We will create a sample of 1000 points from the approximate posterior distribution with ELFI.

The first 1000 points in the animation below are directly from the prior. After that points with largest distances are started to be discarded as the threshold of the 1000 sample points shrinks. You will see in real time how the scatter plot slowly transforms from the prior towards the posterior starting after 1000 simulations (100 batches with batch size 10).

We also show the thresholds for samples of size 1 and 100. After sufficient number of simulations, also the sample of size 1000 will reach a similar threshold. The threshold of the sample of size 1 is the minimum distance found so far among all simulations.

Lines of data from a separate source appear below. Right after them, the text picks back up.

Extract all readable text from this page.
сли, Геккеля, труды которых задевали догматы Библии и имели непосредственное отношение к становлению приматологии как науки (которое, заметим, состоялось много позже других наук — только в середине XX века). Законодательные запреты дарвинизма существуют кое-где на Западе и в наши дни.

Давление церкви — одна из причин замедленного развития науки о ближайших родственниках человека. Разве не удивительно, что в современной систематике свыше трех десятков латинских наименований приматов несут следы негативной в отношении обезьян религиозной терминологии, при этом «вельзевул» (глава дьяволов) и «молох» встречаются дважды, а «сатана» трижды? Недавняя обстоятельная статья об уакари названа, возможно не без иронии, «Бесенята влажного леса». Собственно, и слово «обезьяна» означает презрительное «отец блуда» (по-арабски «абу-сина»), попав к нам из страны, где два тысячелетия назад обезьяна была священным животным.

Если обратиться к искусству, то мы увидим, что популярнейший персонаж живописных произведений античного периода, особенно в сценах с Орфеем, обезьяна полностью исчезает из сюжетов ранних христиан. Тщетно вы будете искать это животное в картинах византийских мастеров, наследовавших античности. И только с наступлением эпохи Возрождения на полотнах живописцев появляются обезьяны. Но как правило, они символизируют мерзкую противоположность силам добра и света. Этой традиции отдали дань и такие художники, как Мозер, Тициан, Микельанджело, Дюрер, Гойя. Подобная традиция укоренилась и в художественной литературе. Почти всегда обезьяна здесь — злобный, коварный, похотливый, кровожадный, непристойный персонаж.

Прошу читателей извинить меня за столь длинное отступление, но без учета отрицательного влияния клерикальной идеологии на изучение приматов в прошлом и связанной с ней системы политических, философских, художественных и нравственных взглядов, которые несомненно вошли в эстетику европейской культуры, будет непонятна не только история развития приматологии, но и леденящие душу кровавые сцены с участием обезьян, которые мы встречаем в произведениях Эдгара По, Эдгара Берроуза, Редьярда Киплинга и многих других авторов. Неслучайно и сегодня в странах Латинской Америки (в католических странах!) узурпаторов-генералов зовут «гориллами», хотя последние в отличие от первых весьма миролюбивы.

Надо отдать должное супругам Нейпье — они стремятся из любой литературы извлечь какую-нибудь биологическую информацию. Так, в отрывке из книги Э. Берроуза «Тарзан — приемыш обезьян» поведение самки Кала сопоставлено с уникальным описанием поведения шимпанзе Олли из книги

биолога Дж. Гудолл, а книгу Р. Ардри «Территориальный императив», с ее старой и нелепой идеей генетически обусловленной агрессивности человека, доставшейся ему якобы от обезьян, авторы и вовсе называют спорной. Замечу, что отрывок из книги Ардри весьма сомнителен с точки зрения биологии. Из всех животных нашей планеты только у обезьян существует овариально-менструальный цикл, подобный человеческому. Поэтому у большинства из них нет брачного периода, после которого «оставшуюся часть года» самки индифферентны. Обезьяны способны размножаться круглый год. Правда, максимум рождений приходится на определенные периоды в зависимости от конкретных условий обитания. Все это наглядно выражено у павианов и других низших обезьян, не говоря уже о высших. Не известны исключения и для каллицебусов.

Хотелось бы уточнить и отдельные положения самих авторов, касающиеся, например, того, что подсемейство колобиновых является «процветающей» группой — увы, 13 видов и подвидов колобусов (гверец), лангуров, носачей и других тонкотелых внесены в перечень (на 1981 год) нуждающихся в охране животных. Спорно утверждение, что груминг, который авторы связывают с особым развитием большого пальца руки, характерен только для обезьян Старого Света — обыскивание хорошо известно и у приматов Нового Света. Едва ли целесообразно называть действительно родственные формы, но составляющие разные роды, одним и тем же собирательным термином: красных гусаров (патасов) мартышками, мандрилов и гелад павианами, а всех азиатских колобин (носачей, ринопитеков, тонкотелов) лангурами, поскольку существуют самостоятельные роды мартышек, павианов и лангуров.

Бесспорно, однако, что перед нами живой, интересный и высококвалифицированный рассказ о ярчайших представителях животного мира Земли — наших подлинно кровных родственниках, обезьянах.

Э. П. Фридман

Below we run 5000 simulations for illustration. This will take some minutes to run. Adjusting batch size to a larger value can speed up the inference but requires more memory. In the actual study 6M simulations were generated using a computational cluster.


In [12]:
axes = create_axes()

thresholds = []

while not rej.finished:
    rej.iterate()
    
    thresholds.append([rej.state['samples']['dist'][ss] for ss in [0, 99, 999]])
    draw(rej, thresholds, *axes)
    print(time.strftime("%d.%m.%Y %H:%M:%S"), ':', rej.state['n_sim'], "simulations generated.")

display.clear_output(True)


The approximation error after 5000 simulations is still significant due to the small number of simulations. However we can see that the approximate marginal posteriors of R1 and R2 have started to slowly progress towards the true posterior.


In [13]:
sample = rej.extract_result()
sample.plot_pairs();
sample.sample_means


Out[13]:
OrderedDict([('R1', 5.8482940273214519),
             ('R2', 0.11339691872441383),
             ('burden', 189.68320422784751),
             ('t1', 11.705464551198604)])